Now, a year and a half later, Stevens, who has an 8-year-old daughter, Aaliyah, and Savage are both pregnant, sober and look nothing like the defeated women in the jail booking photos.

“It feels a little surreal,” Stevens said. “It feels good. I don’t know — I feel like this is just the beginning of my life. I’m excited though.”

After the graduation ceremony for both women in the council chambers, Savage, Stevens and friends and family walked across the street to the municipal courthouse, where Judge Leung dismissed both cases — each was accused of possessing drug paraphernalia — and ordered them sealed.

Savage, who was only facing 30 days of jail time when she opted to do the program, recounted how it would be harder than jail for her because she would actually have to do the work and not just pass the time.

“All you ladies know that 30 days is nothing,” Leung said, referring to how the women and the others in WIN Court would be in and out of jail so much that a month behind bars for them was no big deal.

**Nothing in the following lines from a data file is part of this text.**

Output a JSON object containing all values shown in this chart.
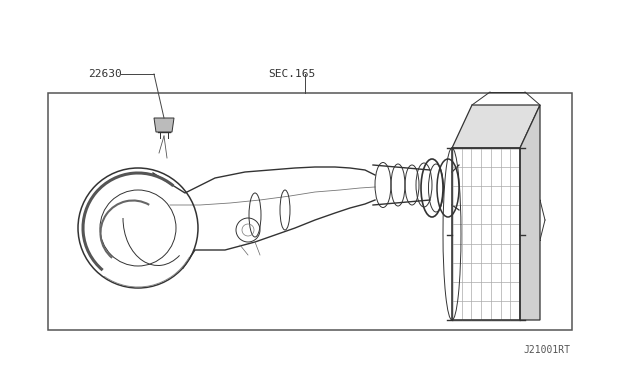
{
  "bg_color": "#ffffff",
  "border_color": "#555555",
  "line_color": "#333333",
  "text_color": "#333333",
  "label_22630": "22630",
  "label_sec165": "SEC.165",
  "label_ref": "J21001RT",
  "fig_w": 6.4,
  "fig_h": 3.72,
  "dpi": 100,
  "border": [
    0.075,
    0.115,
    0.855,
    0.76
  ],
  "lw": 0.7,
  "grid_color": "#aaaaaa",
  "light_gray": "#cccccc",
  "mid_gray": "#999999"
}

“You took a 24-month program instead of 30 days!” Leung remarked.

In an interview afterward, Leung said that while she hopes to see trauma-based specialty court programs like WIN help more women in more jurisdictions, the program is not for everyone.

For instance, while many offenders have experienced trauma in their lives, some aren’t suitable for specialty court programs because they might not be ready to be held accountable. Or they might put other participants at risk if they’re sociopaths or predators, she said.

Plus, most of the women in WIN Court get tangled up in the justice system because of misdemeanor offenses, low-level crimes that reveal much-deeper issues going on in their lives such as homelessness or addiction. They are not hardcore violent offenders.

“Not everybody is a good candidate for a specialty program,” Leung said. “There are folks who need jail and jail is an appropriate accountability for them.”

‘Taught me how to live my life’

Outside the courtroom, after their cases were dismissed, Savage and Stevens spoke of how different they are now from the women they were.

“I was addicted to heroin, meth, anything I could get my hands on. I was homeless. On the streets,” Savage said. “Well, now I have a healthy relationship with my boyfriend and we live in a house that he owns. I’m about to have a baby. I have money saved and I have my family in my life.”

Stevens, too, has experienced similar change and growth.

“I was lost for sure. Wild. I just ran the streets. I was a menace to society, to say the least,” she said. “I’ve grown up a lot.

“I feel good. I feel great. I know it’s not over,” Stevens said. “What I went through helped me grew up, but then this court program helped mold me and taught me how to live my life and how to live responsibly and being accountable for myself. So now it just feels great.”